Мне снится детство. Площадь Мичурина. Маленький деревянный дом. Чулан. Кошка. Сарай, в котором жил ежик. Нутрии, которых разводила соседка. Бабушка Мотя. Катя, молодая и веселая. Мама и отец. Они все здесь. И разум, вероятно, спутавшись, погружается в сны детства: я начинаю подпрыгивать на старой кровати, а керосиновая лампа порождает неистовые тени. Я взлетаю так высоко, что уже нахожусь не в доме, а в воздухе. Я лечу вниз, и сердце замирает от ужаса и восторга. Падение. Я вздрагиваю и просыпаюсь в моем сне — маленький мальчик, испуганный падением с гигантской высоты. Катя смеется и говорит, что я расту. Судорога, проходящая по телу, уходит в тепло кровати. Я встаю, одеваюсь, выхожу на улицу. Теплый вечер, лунный и свежий. Я выхожу за калитку, поворачиваю налево и иду к каменному забору, за которым стоит "профессорский дом". Он не так высок, чтобы нельзя было перебраться. Мне одновременно и хочется перелезть, и страшно. Что же там, за забором? Мне до зарезу хочется это узнать, тем более, что в глубине души я это уже знаю, только боюсь в этом признаться.
Карабкаюсь вверх, достигаю отверстия и жадно припадаю к нему, но в темноте сложно что-либо различить. Наконец, я вижу… вижу себя, спящего на кровати в комнате, освещенной керосиновой лампой, а бабушка Мотя бормочет "Отче наш…"
Будь проклят звонок по утрам — звонок, который уже несколько лет не позволяется выспаться, звонок, который мучает неизвестно за что…
— Надо же, как на тебя знакомство с Леной подействовало! — говорит Санек. — Если ты и дальше будешь продолжать в том же духе, скоро придется издавать сборник.
— Не ерничай.

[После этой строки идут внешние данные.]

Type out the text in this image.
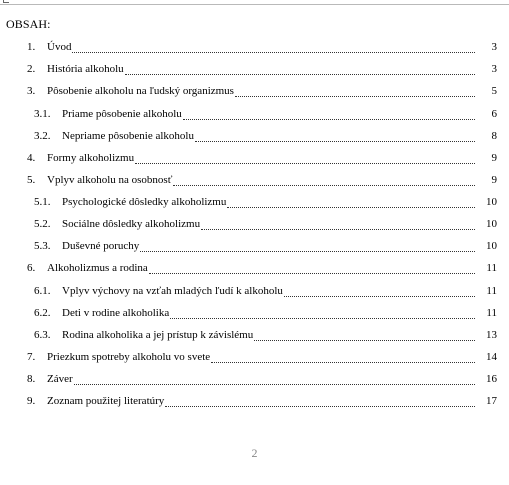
OBSAH:
1. Úvod	3
2. História alkoholu	3
3. Pôsobenie alkoholu na ľudský organizmus	5
3.1. Priame pôsobenie alkoholu	6
3.2. Nepriame pôsobenie alkoholu	8
4. Formy alkoholizmu	9
5. Vplyv alkoholu na osobnosť	9
5.1. Psychologické dôsledky alkoholizmu	10
5.2. Sociálne dôsledky alkoholizmu	10
5.3. Duševné poruchy	10
6. Alkoholizmus a rodina	11
6.1. Vplyv výchovy na vzťah mladých ľudí k alkoholu	11
6.2. Deti v rodine alkoholika	11
6.3. Rodina alkoholika a jej prístup k závislému	13
7. Priezkum spotreby alkoholu vo svete	14
8. Záver	16
9. Zoznam použitej literatúry	17
2
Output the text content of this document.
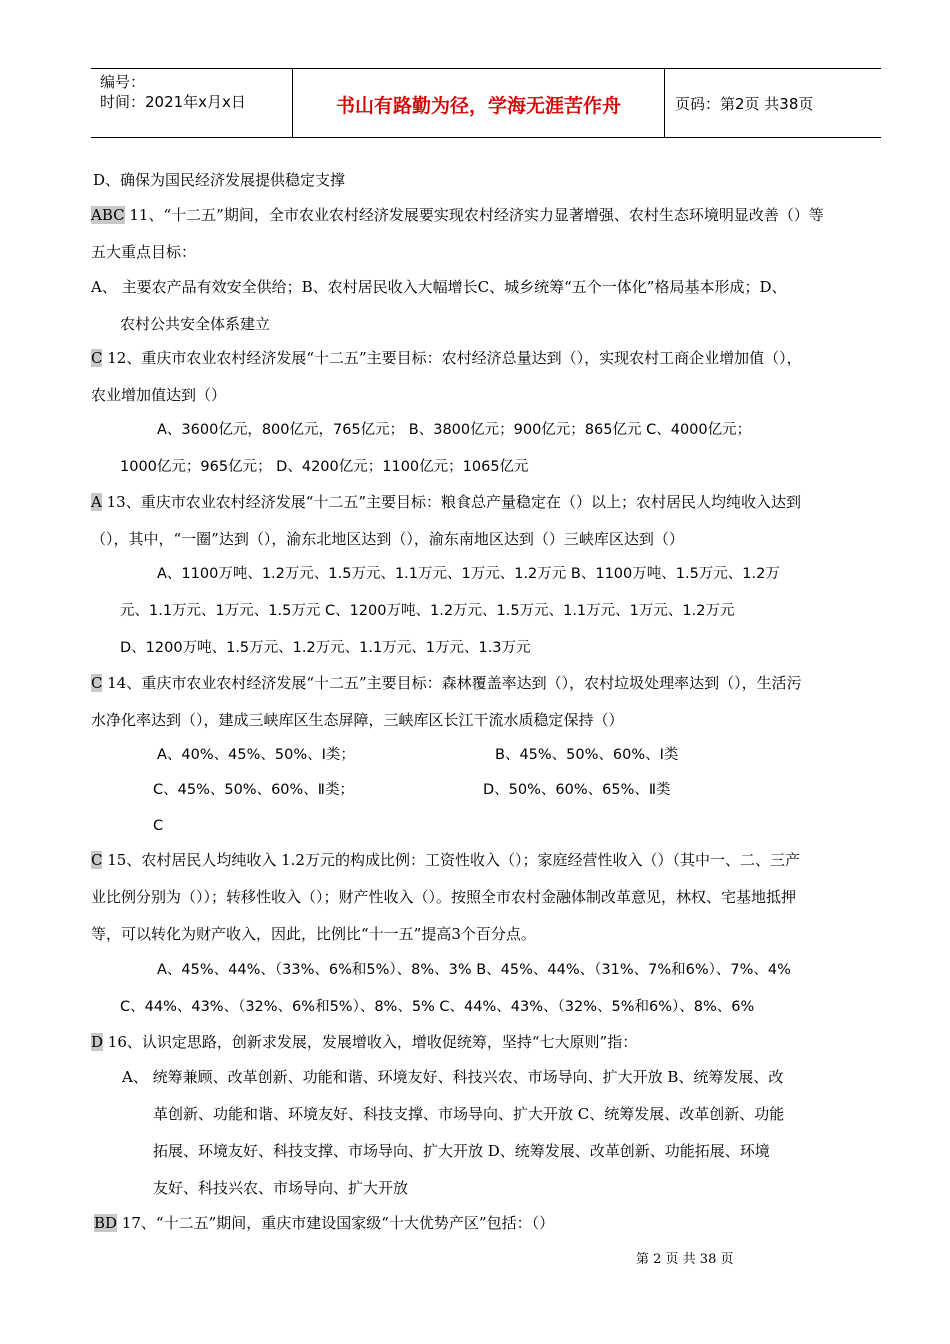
编号：
时间：2021年x月x日	书山有路勤为径，学海无涯苦作舟	页码：第2页 共38页
D、确保为国民经济发展提供稳定支撑
ABC 11、“十二五”期间，全市农业农村经济发展要实现农村经济实力显著增强、农村生态环境明显改善（）等
五大重点目标：
A、 主要农产品有效安全供给；B、农村居民收入大幅增长C、城乡统筹“五个一体化”格局基本形成；D、
农村公共安全体系建立
C 12、重庆市农业农村经济发展“十二五”主要目标：农村经济总量达到（），实现农村工商企业增加值（），
农业增加值达到（）
A、3600亿元，800亿元，765亿元； B、3800亿元；900亿元；865亿元 C、4000亿元；
1000亿元；965亿元； D、4200亿元；1100亿元；1065亿元
A 13、重庆市农业农村经济发展“十二五”主要目标：粮食总产量稳定在（）以上；农村居民人均纯收入达到
（），其中，“一圈”达到（），渝东北地区达到（），渝东南地区达到（）三峡库区达到（）
A、1100万吨、1.2万元、1.5万元、1.1万元、1万元、1.2万元 B、1100万吨、1.5万元、1.2万
元、1.1万元、1万元、1.5万元 C、1200万吨、1.2万元、1.5万元、1.1万元、1万元、1.2万元
D、1200万吨、1.5万元、1.2万元、1.1万元、1万元、1.3万元
C 14、重庆市农业农村经济发展“十二五”主要目标：森林覆盖率达到（），农村垃圾处理率达到（），生活污
水净化率达到（），建成三峡库区生态屏障，三峡库区长江干流水质稳定保持（）
A、40%、45%、50%、I类；	B、45%、50%、60%、I类
C、45%、50%、60%、Ⅱ类；	D、50%、60%、65%、Ⅱ类
C
C 15、农村居民人均纯收入 1.2万元的构成比例：工资性收入（）；家庭经营性收入（）（其中一、二、三产
业比例分别为（））；转移性收入（）；财产性收入（）。按照全市农村金融体制改革意见，林权、宅基地抵押
等，可以转化为财产收入，因此，比例比“十一五”提高3个百分点。
A、45%、44%、（33%、6%和5%）、8%、3% B、45%、44%、（31%、7%和6%）、7%、4%
C、44%、43%、（32%、6%和5%）、8%、5% C、44%、43%、（32%、5%和6%）、8%、6%
D 16、认识定思路，创新求发展，发展增收入，增收促统筹，坚持“七大原则”指：
A、 统筹兼顾、改革创新、功能和谐、环境友好、科技兴农、市场导向、扩大开放 B、统筹发展、改
革创新、功能和谐、环境友好、科技支撑、市场导向、扩大开放 C、统筹发展、改革创新、功能
拓展、环境友好、科技支撑、市场导向、扩大开放 D、统筹发展、改革创新、功能拓展、环境
友好、科技兴农、市场导向、扩大开放
BD 17、“十二五”期间，重庆市建设国家级“十大优势产区”包括：（）
第 2 页 共 38 页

Лена действительно хороша. Она стоит того. Впрочем, нет ли у тебя на примете еще какой-нибудь "гёрлы" (я использую словечко Тихонова), потому что с Леной мне не светит!
— Почему?
— Какие-то знаки. Предчувствия.
— Перестань. Если будешь так рассуждать, обязательно ничего не выйдет. Хотя на примете у меня кое-кто, действительно, есть. Помнишь, я рассказывал тебе о Юле Орловой?
— Не помню.
— Вот видишь, насколько ты невнимателен.
— Хватит меня стыдить. Давай ближе к делу.
Я перебираю листы со стихами.
— Ну, что тебе сказать? Учится в аспирантуре сельхоза, очень умна, симпатична. Не замужем. Одинока. Вы друг другу подойдете.
— Заманчиво. Диктуй телефон.
— Только учти, что если надумаешь с ней познакомиться, ты должен будешь определиться с Леной. Юля не из тех, кто может играть на два фронта.
— За кого ты меня принимаешь? Думаешь, я из тех, кто такое любит?
— Записывай…
— Сань, а что ты говорил о книге по истории русской поэзии?
— Что говорил? Хорошая книга. Купи!
— А где ты ее покупал?
— В "Букве".
— Где в "Букве"?
— В отделе уцененной книги.
— Звучит еще заманчивей, чем раньше.
Звонок Елены Евгеньевны застает меня в туалете. Я успеваю добежать до телефона, проклиная того, кто находится по другую сторону провода. Она звонит по поручению Красногорской, которая проводит в библиотеке литературную гостиную.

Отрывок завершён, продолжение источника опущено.